The mother planet, Earth, ruined and abandoned, is now a distant and unimportant memory. There is galactic war between galactic factions (presumably humanoid although who knows for sure). A new power source is being used to operate space ships and even to control planets … it is the Mind.
Wait, wasn’t that a Star Trek episode from the 1960s?
How about the once important person escaping from pursuers who creates friction with the local power structure but in the end is instrumental in saving the planet’s Mind from forever wandering and saving the locals from sure destruction.
Do the two antagonists kiss and make up or do they both recognize the value each brings to the galaxy and go their separate ways into an unspecified future?
Okay. It was a short novel and was reasonably well written. It held my interest only to the extent that I always knew it would be over soon. If it had been hundreds of pages like some of those big, honking scifi classics like Dune or Stand On Zanzibar I would have tossed it out the forward port to drift off towards Planet #23.
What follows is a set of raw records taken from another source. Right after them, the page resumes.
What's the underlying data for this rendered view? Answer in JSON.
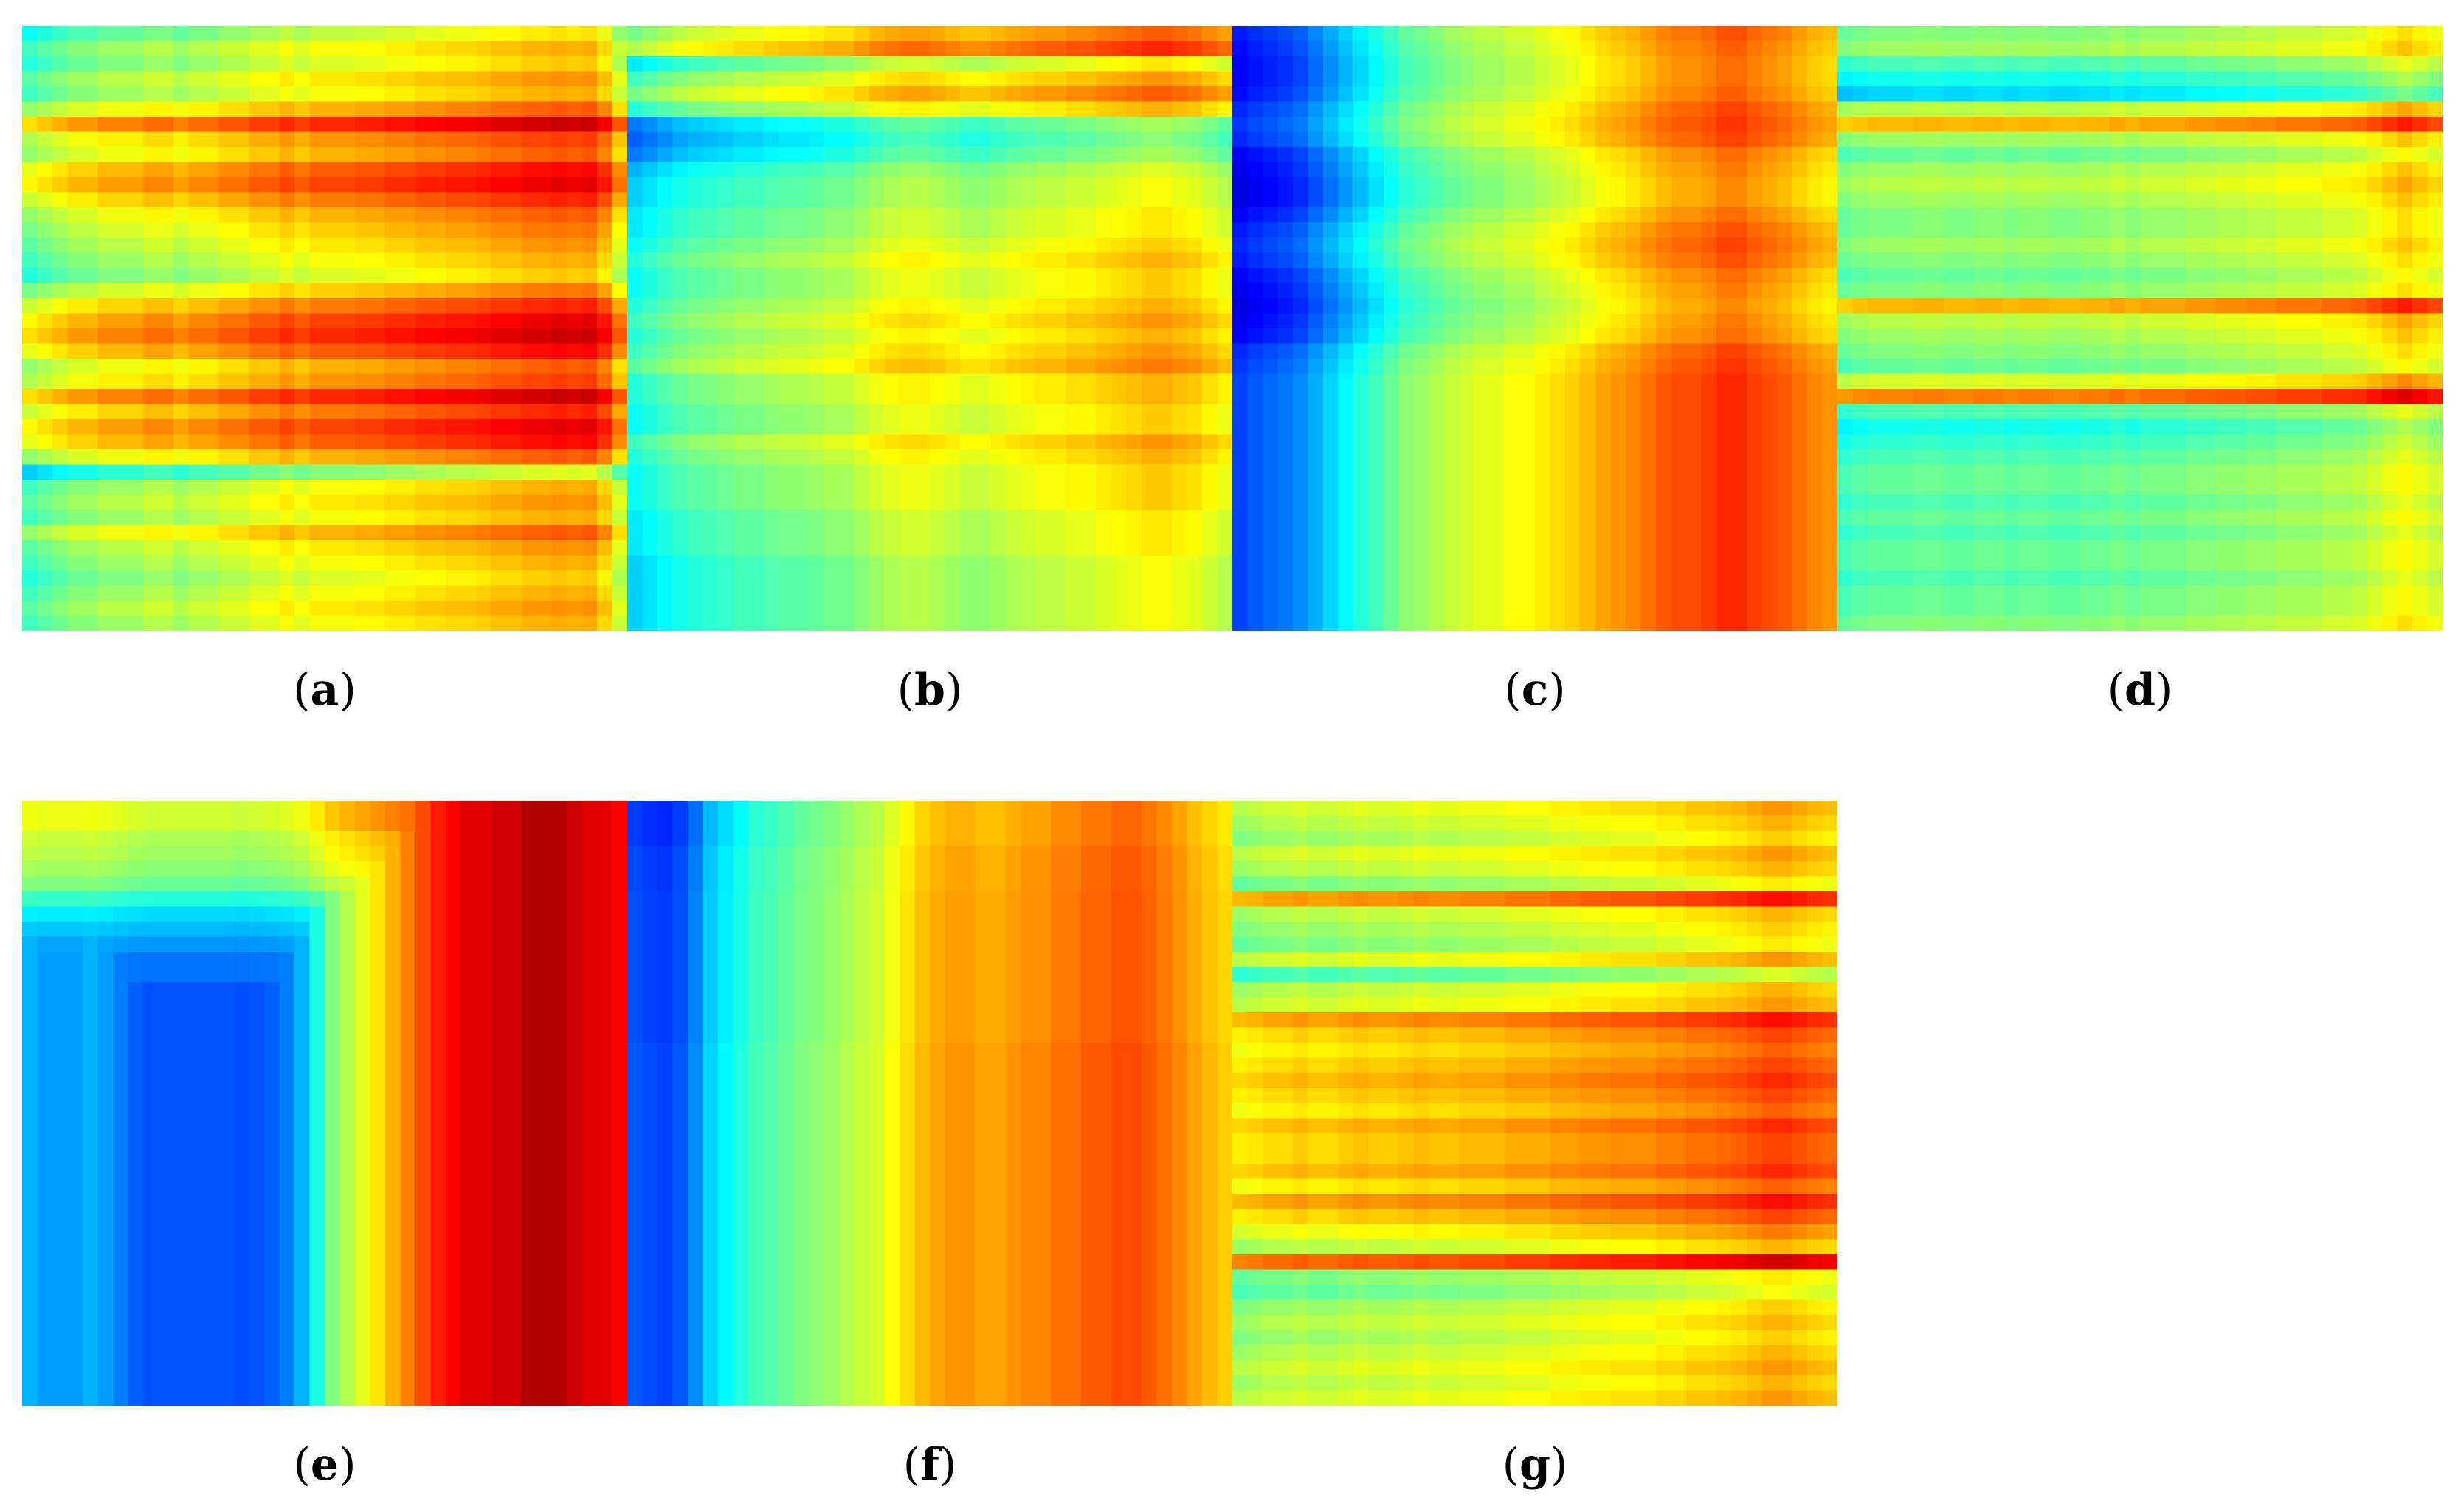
{
  "figure": {
    "colormap": "jet",
    "colormap_stops": [
      "#00008f",
      "#0000ff",
      "#0080ff",
      "#00ffff",
      "#80ff80",
      "#ffff00",
      "#ff8000",
      "#ff0000",
      "#800000"
    ]
  },
  "panels": [
    {
      "id": "a",
      "label": "a"
    },
    {
      "id": "b",
      "label": "b"
    },
    {
      "id": "c",
      "label": "c"
    },
    {
      "id": "d",
      "label": "d"
    },
    {
      "id": "e",
      "label": "e"
    },
    {
      "id": "f",
      "label": "f"
    },
    {
      "id": "g",
      "label": "g"
    }
  ],
  "chart_data": [
    {
      "type": "heatmap",
      "panel": "a",
      "grid": [
        40,
        40
      ],
      "description_pattern": "row-banded",
      "value_range": [
        0,
        1
      ],
      "row_profile": [
        0.45,
        0.55,
        0.5,
        0.6,
        0.55,
        0.7,
        0.95,
        0.75,
        0.7,
        0.85,
        0.9,
        0.8,
        0.7,
        0.65,
        0.6,
        0.55,
        0.5,
        0.65,
        0.8,
        0.9,
        0.95,
        0.85,
        0.7,
        0.75,
        0.95,
        0.8,
        0.9,
        0.85,
        0.7,
        0.35,
        0.55,
        0.6,
        0.55,
        0.7,
        0.6,
        0.55,
        0.5,
        0.55,
        0.6,
        0.55
      ],
      "col_profile": [
        0.3,
        0.35,
        0.4,
        0.45,
        0.45,
        0.5,
        0.5,
        0.5,
        0.55,
        0.55,
        0.5,
        0.55,
        0.55,
        0.6,
        0.6,
        0.65,
        0.65,
        0.7,
        0.65,
        0.7,
        0.7,
        0.7,
        0.72,
        0.72,
        0.75,
        0.75,
        0.78,
        0.78,
        0.8,
        0.8,
        0.82,
        0.85,
        0.85,
        0.88,
        0.88,
        0.9,
        0.88,
        0.9,
        0.8,
        0.6
      ]
    },
    {
      "type": "heatmap",
      "panel": "b",
      "grid": [
        40,
        40
      ],
      "description_pattern": "increasing-left-to-right",
      "value_range": [
        0,
        1
      ],
      "row_profile": [
        0.65,
        0.75,
        0.4,
        0.55,
        0.65,
        0.5,
        0.2,
        0.15,
        0.2,
        0.3,
        0.35,
        0.35,
        0.4,
        0.4,
        0.45,
        0.5,
        0.45,
        0.45,
        0.5,
        0.55,
        0.5,
        0.55,
        0.6,
        0.5,
        0.5,
        0.45,
        0.45,
        0.55,
        0.5,
        0.45,
        0.45,
        0.45,
        0.4,
        0.4,
        0.4,
        0.35,
        0.35,
        0.35,
        0.35,
        0.35
      ],
      "col_profile": [
        0.3,
        0.35,
        0.4,
        0.45,
        0.48,
        0.5,
        0.52,
        0.55,
        0.55,
        0.58,
        0.6,
        0.6,
        0.62,
        0.65,
        0.65,
        0.7,
        0.75,
        0.78,
        0.8,
        0.8,
        0.78,
        0.75,
        0.72,
        0.72,
        0.75,
        0.78,
        0.8,
        0.82,
        0.82,
        0.85,
        0.85,
        0.88,
        0.9,
        0.92,
        0.95,
        0.95,
        0.92,
        0.9,
        0.85,
        0.8
      ]
    },
    {
      "type": "heatmap",
      "panel": "c",
      "grid": [
        40,
        40
      ],
      "description_pattern": "cold-left-hot-right",
      "value_range": [
        0,
        1
      ],
      "row_profile": [
        0.4,
        0.35,
        0.3,
        0.3,
        0.35,
        0.45,
        0.5,
        0.45,
        0.3,
        0.25,
        0.2,
        0.2,
        0.3,
        0.4,
        0.45,
        0.4,
        0.3,
        0.25,
        0.2,
        0.25,
        0.3,
        0.45,
        0.5,
        0.55,
        0.55,
        0.55,
        0.55,
        0.55,
        0.55,
        0.55,
        0.55,
        0.55,
        0.55,
        0.55,
        0.55,
        0.55,
        0.55,
        0.55,
        0.55,
        0.55
      ],
      "col_profile": [
        0.05,
        0.08,
        0.1,
        0.12,
        0.15,
        0.2,
        0.25,
        0.3,
        0.35,
        0.4,
        0.45,
        0.5,
        0.52,
        0.55,
        0.58,
        0.6,
        0.62,
        0.62,
        0.65,
        0.65,
        0.68,
        0.7,
        0.72,
        0.75,
        0.78,
        0.8,
        0.82,
        0.85,
        0.88,
        0.9,
        0.9,
        0.92,
        0.95,
        0.95,
        0.92,
        0.9,
        0.88,
        0.85,
        0.82,
        0.8
      ]
    },
    {
      "type": "heatmap",
      "panel": "d",
      "grid": [
        40,
        40
      ],
      "description_pattern": "row-banded-mixed",
      "value_range": [
        0,
        1
      ],
      "row_profile": [
        0.5,
        0.55,
        0.4,
        0.3,
        0.2,
        0.6,
        0.85,
        0.55,
        0.45,
        0.55,
        0.6,
        0.55,
        0.5,
        0.5,
        0.55,
        0.5,
        0.45,
        0.5,
        0.85,
        0.6,
        0.55,
        0.5,
        0.45,
        0.65,
        0.95,
        0.4,
        0.3,
        0.35,
        0.4,
        0.45,
        0.45,
        0.4,
        0.45,
        0.4,
        0.45,
        0.45,
        0.4,
        0.45,
        0.45,
        0.5
      ],
      "col_profile": [
        0.45,
        0.48,
        0.5,
        0.5,
        0.5,
        0.52,
        0.52,
        0.5,
        0.5,
        0.52,
        0.52,
        0.5,
        0.52,
        0.52,
        0.5,
        0.5,
        0.52,
        0.52,
        0.55,
        0.52,
        0.55,
        0.55,
        0.55,
        0.58,
        0.58,
        0.6,
        0.6,
        0.62,
        0.62,
        0.65,
        0.65,
        0.65,
        0.68,
        0.68,
        0.7,
        0.75,
        0.8,
        0.85,
        0.8,
        0.75
      ]
    },
    {
      "type": "heatmap",
      "panel": "e",
      "grid": [
        40,
        40
      ],
      "description_pattern": "hot-top-right-cold-bottom-left",
      "value_range": [
        0,
        1
      ],
      "row_profile": [
        0.85,
        0.85,
        0.8,
        0.78,
        0.75,
        0.7,
        0.6,
        0.5,
        0.45,
        0.4,
        0.35,
        0.35,
        0.3,
        0.3,
        0.3,
        0.3,
        0.3,
        0.3,
        0.3,
        0.3,
        0.3,
        0.3,
        0.3,
        0.3,
        0.3,
        0.3,
        0.3,
        0.3,
        0.3,
        0.3,
        0.3,
        0.3,
        0.3,
        0.3,
        0.3,
        0.3,
        0.3,
        0.3,
        0.3,
        0.3
      ],
      "col_profile": [
        0.3,
        0.28,
        0.28,
        0.28,
        0.3,
        0.28,
        0.25,
        0.22,
        0.2,
        0.2,
        0.2,
        0.2,
        0.2,
        0.2,
        0.18,
        0.2,
        0.22,
        0.25,
        0.3,
        0.4,
        0.5,
        0.55,
        0.6,
        0.65,
        0.7,
        0.75,
        0.8,
        0.85,
        0.88,
        0.9,
        0.9,
        0.92,
        0.92,
        0.95,
        0.95,
        0.95,
        0.92,
        0.9,
        0.9,
        0.88
      ]
    },
    {
      "type": "heatmap",
      "panel": "f",
      "grid": [
        40,
        40
      ],
      "description_pattern": "cold-left-edge-hot-right",
      "value_range": [
        0,
        1
      ],
      "row_profile": [
        0.45,
        0.45,
        0.45,
        0.5,
        0.5,
        0.5,
        0.52,
        0.52,
        0.52,
        0.52,
        0.52,
        0.52,
        0.52,
        0.52,
        0.52,
        0.52,
        0.55,
        0.55,
        0.55,
        0.55,
        0.55,
        0.55,
        0.55,
        0.55,
        0.55,
        0.55,
        0.55,
        0.55,
        0.55,
        0.55,
        0.55,
        0.55,
        0.55,
        0.55,
        0.55,
        0.55,
        0.55,
        0.55,
        0.55,
        0.55
      ],
      "col_profile": [
        0.08,
        0.06,
        0.05,
        0.08,
        0.15,
        0.25,
        0.3,
        0.35,
        0.4,
        0.42,
        0.45,
        0.48,
        0.5,
        0.52,
        0.55,
        0.58,
        0.6,
        0.65,
        0.7,
        0.75,
        0.78,
        0.8,
        0.8,
        0.78,
        0.78,
        0.8,
        0.82,
        0.82,
        0.85,
        0.85,
        0.88,
        0.88,
        0.9,
        0.9,
        0.88,
        0.85,
        0.82,
        0.78,
        0.75,
        0.72
      ]
    },
    {
      "type": "heatmap",
      "panel": "g",
      "grid": [
        40,
        40
      ],
      "description_pattern": "row-banded-hot",
      "value_range": [
        0,
        1
      ],
      "row_profile": [
        0.6,
        0.55,
        0.5,
        0.6,
        0.55,
        0.45,
        0.85,
        0.55,
        0.5,
        0.45,
        0.6,
        0.35,
        0.55,
        0.6,
        0.85,
        0.75,
        0.7,
        0.75,
        0.8,
        0.75,
        0.7,
        0.8,
        0.75,
        0.75,
        0.8,
        0.7,
        0.85,
        0.75,
        0.65,
        0.55,
        0.95,
        0.45,
        0.4,
        0.5,
        0.55,
        0.5,
        0.55,
        0.6,
        0.55,
        0.6
      ],
      "col_profile": [
        0.5,
        0.52,
        0.55,
        0.55,
        0.58,
        0.55,
        0.55,
        0.58,
        0.6,
        0.58,
        0.58,
        0.6,
        0.62,
        0.6,
        0.6,
        0.62,
        0.62,
        0.62,
        0.65,
        0.65,
        0.65,
        0.68,
        0.68,
        0.7,
        0.7,
        0.72,
        0.72,
        0.72,
        0.75,
        0.75,
        0.78,
        0.78,
        0.8,
        0.82,
        0.85,
        0.88,
        0.88,
        0.85,
        0.82,
        0.8
      ]
    }
  ]
}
I have a theory of literature and perhaps life in general. It’s not unique, but it does seem reasonable:
We like what we like, no matter how bad it is.
As a corollary, I don’t like Science Fiction therefore I didn’t like On a Red Station, Drifting, no matter how good it was.
I’m sure we all have certain characteristics that we expect in our reading and if those characteristics are there, then we are happily in our comfort zone. It is when these characteristics are slavishly followed that we can call it Check-List Fiction or, as time and big-box bookstores call it, Genre Fiction.
I have heard many arguments through the years that some genre fiction is so good that it should be considered Literary Fiction. Now, beside the point that the term “Literary Fiction” is an abomination, I think the confusion is over the need to touch all the bases in Genre Fiction: the hunky romance guy, the horrible B. E. M., the cattle baron with hired gunslingers; the trod upon shamus; the ultra-sexy temptress, the honest and brilliant officer of the law, the brave comrade in arms. It’s when something that looks like genre fiction has the audacity to change or even ignore the time-honored characteristics of the genre that the opportunity for something more literary or imaginative is exhibited.
So if you love Science Fiction and get upset when it doesn’t seem to follow the rules, you can think of it two ways: first, the fiction fails because it doesn’t meet your concepts of what Science Fiction should be, or second, there might be more to the fiction than you expected and you might consider reading closer next time.
Of course it could be because the fiction was crap … but that’s for another post.